田中光二『異星の人』角川文庫 1978年

 「誰かが生きていくためには,誰かが死なねばならない。この世界は,そういう単純な数字で成り立っているのですね」(本書「汝が魂を翼にゆだねよ」より)

 ジョン・エナリー・・・それが,この惑星での“彼”の名前だ。“彼”は地球上のあらゆる場所に出現する。戦乱の地,平和な南島,極寒の山岳地帯,山間の小さな村・・・そして“彼”は観察し,記録する・・・この惑星に住む人類たちを・・・惑星の行く末を・・・

 HIROさん@Open The J.Garageからのご紹介作品。この作者の作品を読むのは,『エデンの戦士』以来,20年ぶりくらいです。

 さて本編は,タイトルにありますように異星の人であるジョン・エナリーを主人公とした連作短編集です。彼は,宇宙の「何者か」の指令を受け,人類の中に入り交じって,人類を観察し,記録し,「何者か」にそれを伝えています。人類の長所短所,善良な面と邪悪な面,崇高な「顔」と卑しい「顔」を観察し続けます。

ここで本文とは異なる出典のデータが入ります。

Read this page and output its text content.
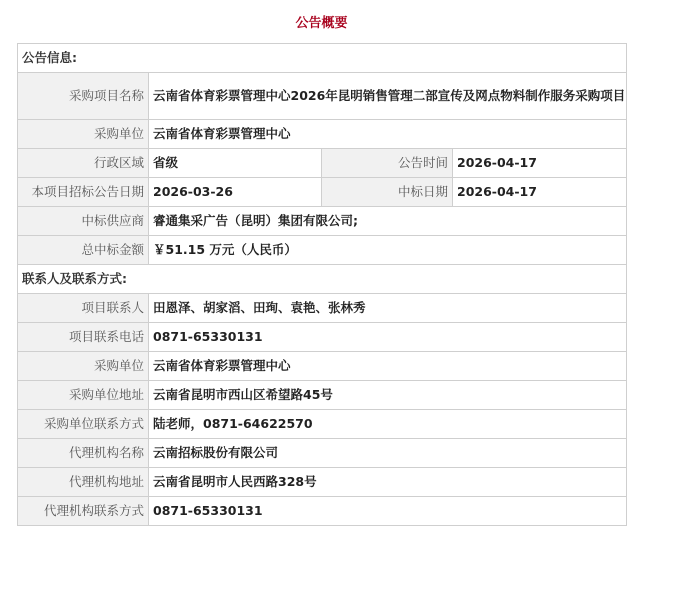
公告概要
公告信息:			
采购项目名称	云南省体育彩票管理中心2026年昆明销售管理二部宣传及网点物料制作服务采购项目		
采购单位	云南省体育彩票管理中心		
行政区域	省级	公告时间	2026-04-17
本项目招标公告日期	2026-03-26	中标日期	2026-04-17
中标供应商	睿通集采广告（昆明）集团有限公司;		
总中标金额	￥51.15 万元（人民币）		
联系人及联系方式:			
项目联系人	田恩泽、胡家滔、田珣、袁艳、张林秀		
项目联系电话	0871-65330131		
采购单位	云南省体育彩票管理中心		
采购单位地址	云南省昆明市西山区希望路45号		
采购单位联系方式	陆老师，0871-64622570		
代理机构名称	云南招标股份有限公司		
代理机构地址	云南省昆明市人民西路328号		
代理机构联系方式	0871-65330131		
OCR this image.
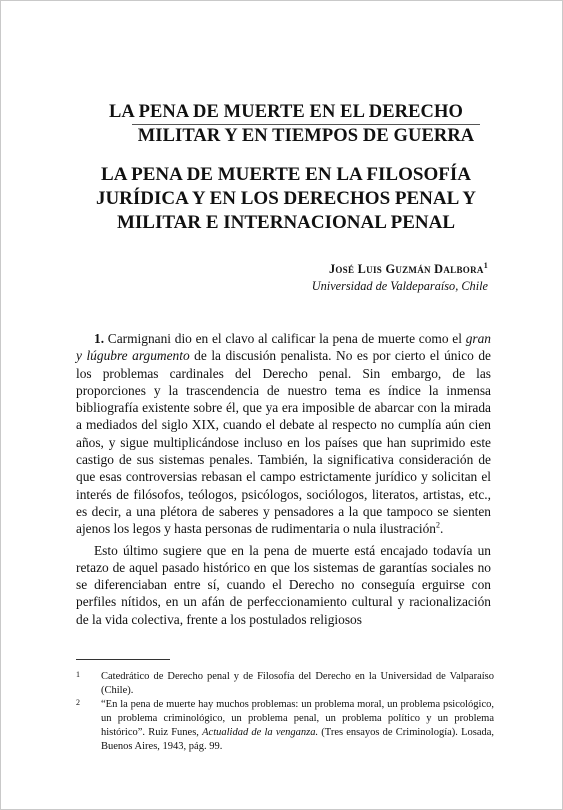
LA PENA DE MUERTE EN EL DERECHO
MILITAR Y EN TIEMPOS DE GUERRA
LA PENA DE MUERTE EN LA FILOSOFÍA
JURÍDICA Y EN LOS DERECHOS PENAL Y
MILITAR E INTERNACIONAL PENAL
José Luis Guzmán Dalbora$^1$
Universidad de Valdeparaíso, Chile

1. Carmignani dio en el clavo al calificar la pena de muerte como el gran y lúgubre argumento de la discusión penalista. No es por cierto el único de los problemas cardinales del Derecho penal. Sin embargo, de las proporciones y la trascendencia de nuestro tema es índice la inmensa bibliografía existente sobre él, que ya era imposible de abarcar con la mirada a mediados del siglo XIX, cuando el debate al respecto no cumplía aún cien años, y sigue multiplicándose incluso en los países que han suprimido este castigo de sus sistemas penales. También, la significativa consideración de que esas controversias rebasan el campo estrictamente jurídico y solicitan el interés de filósofos, teólogos, psicólogos, sociólogos, literatos, artistas, etc., es decir, a una plétora de saberes y pensadores a la que tampoco se sienten ajenos los legos y hasta personas de rudimentaria o nula ilustración$^2$.

Esto último sugiere que en la pena de muerte está encajado todavía un retazo de aquel pasado histórico en que los sistemas de garantías sociales no se diferenciaban entre sí, cuando el Derecho no conseguía erguirse con perfiles nítidos, en un afán de perfeccionamiento cultural y racionalización de la vida colectiva, frente a los postulados religiosos

1 Catedrático de Derecho penal y de Filosofía del Derecho en la Universidad de Valparaíso (Chile).
2 “En la pena de muerte hay muchos problemas: un problema moral, un problema psicológico, un problema criminológico, un problema penal, un problema político y un problema histórico”. Ruiz Funes, Actualidad de la venganza. (Tres ensayos de Criminología). Losada, Buenos Aires, 1943, pág. 99.
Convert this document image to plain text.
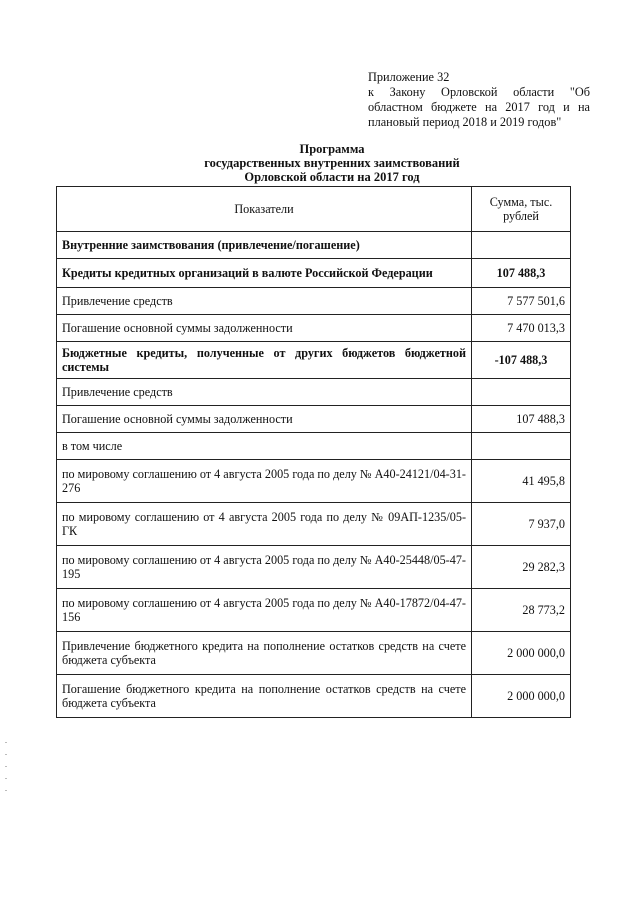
Приложение 32
к Закону Орловской области "Об областном бюджете на 2017 год и на плановый период 2018 и 2019 годов"
Программа
государственных внутренних заимствований
Орловской области на 2017 год
Показатели	Сумма, тыс. рублей
Внутренние заимствования (привлечение/погашение)	
Кредиты кредитных организаций в валюте Российской Федерации	107 488,3
Привлечение средств	7 577 501,6
Погашение основной суммы задолженности	7 470 013,3
Бюджетные кредиты, полученные от других бюджетов бюджетной системы	-107 488,3
Привлечение средств	
Погашение основной суммы задолженности	107 488,3
в том числе	
по мировому соглашению от 4 августа 2005 года по делу № А40-24121/04-31-276	41 495,8
по мировому соглашению от 4 августа 2005 года по делу № 09АП-1235/05-ГК	7 937,0
по мировому соглашению от 4 августа 2005 года по делу № А40-25448/05-47-195	29 282,3
по мировому соглашению от 4 августа 2005 года по делу № А40-17872/04-47-156	28 773,2
Привлечение бюджетного кредита на пополнение остатков средств на счете бюджета субъекта	2 000 000,0
Погашение бюджетного кредита на пополнение остатков средств на счете бюджета субъекта	2 000 000,0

また彼はさまざまな場所・状況に現れます。「ドラゴン・トレイル」では,戦乱のアフリカの小国,「白き神々の座にて」ではヒマラヤの山岳地帯,「大いなる珊瑚礁の果てに」では南太平洋の孤島,といった具合です。
 一方,各短編の語り手はそれぞれ違いますが,いずれも「私(あたし)」という一人称で語られます。ジョン・エナリーに遭遇するいろいろな人物が語り手となっています。たとえば「怒りの谷」では,妻子を惨殺された老インディアン,「許されざる者」ではUFO研究家,「わが谷は緑なりしか」では,南米に隠れ住む元ナチス親衛隊員などなどです。ジョン・エナリーが,限りなく「客観的」であるのに対し,語り手をきわめて「主観的」に設定することで,両者のコントラストをより鮮明にした手法と言えましょう。
 このような各種のキャラクタとシチュエーションを重ね合わせることで,作者は,人間の持つさまざまな属性を浮かび上がらせていきます。「ドラゴン・トレイル」では,戦争に現れた人間の残虐性でしょうし,また話の発端となっている「謎の巨大生物」の末路は,人間の飽くなき貪欲さを象徴しているように思います。また「怒りの谷」の老インディアンの姿に見られるのは,家族に対する愛情の深さとその裏返しの復讐心,そしてぎりぎりのラインで人間としての尊厳を守った彼の誇り高き精神でしょう。「大いなる珊瑚礁の果てに」は,愛情と憎悪とのせめぎ合いの果てに,ジョン・エナリーの乗るボートに仕掛けられた爆弾のスイッチを押す女性主人公を描いています。「激情」もまた,人間の避けられない性質のひとつなのです。 さらに「大いなる珊瑚礁」「許されざる者」「わが谷は緑なりしか」で展開する,ジョン・エナリーを追う国家的組織のエピソードは,人間の心は,疑心暗鬼に取り憑かれやすく,「公平」とはほど遠いものであることを示しているのかもしれません。

 そしてジョン・エナリーの「旅」は「汝が魂を翼にゆだねよ」で,いったん幕を閉じます。「客観的」であらねばならない彼は,ある「不条理な感情」にとらわれ,「観察者」としての立場を放棄します。それは,悲しい結末であるとはいえ,人類に対する「希望」を語っているように思います。そのことは,ラスト・エピソードと思える「汝が・・・」のあとに「世界樹の高みに」が挿入されていることにも現れているのではないでしょうか。このエピソードは,「ジョン・エナリーは死んでいない」ということを暗示しているようにも思えるとともに,人類は,これからもジョン・エナリーという優しい「異星の人」に見守られていること,混沌とし矛盾しながらも,人類の「ポテンシャル」を信じている「異星の人」がいるということをも,表しているように思います。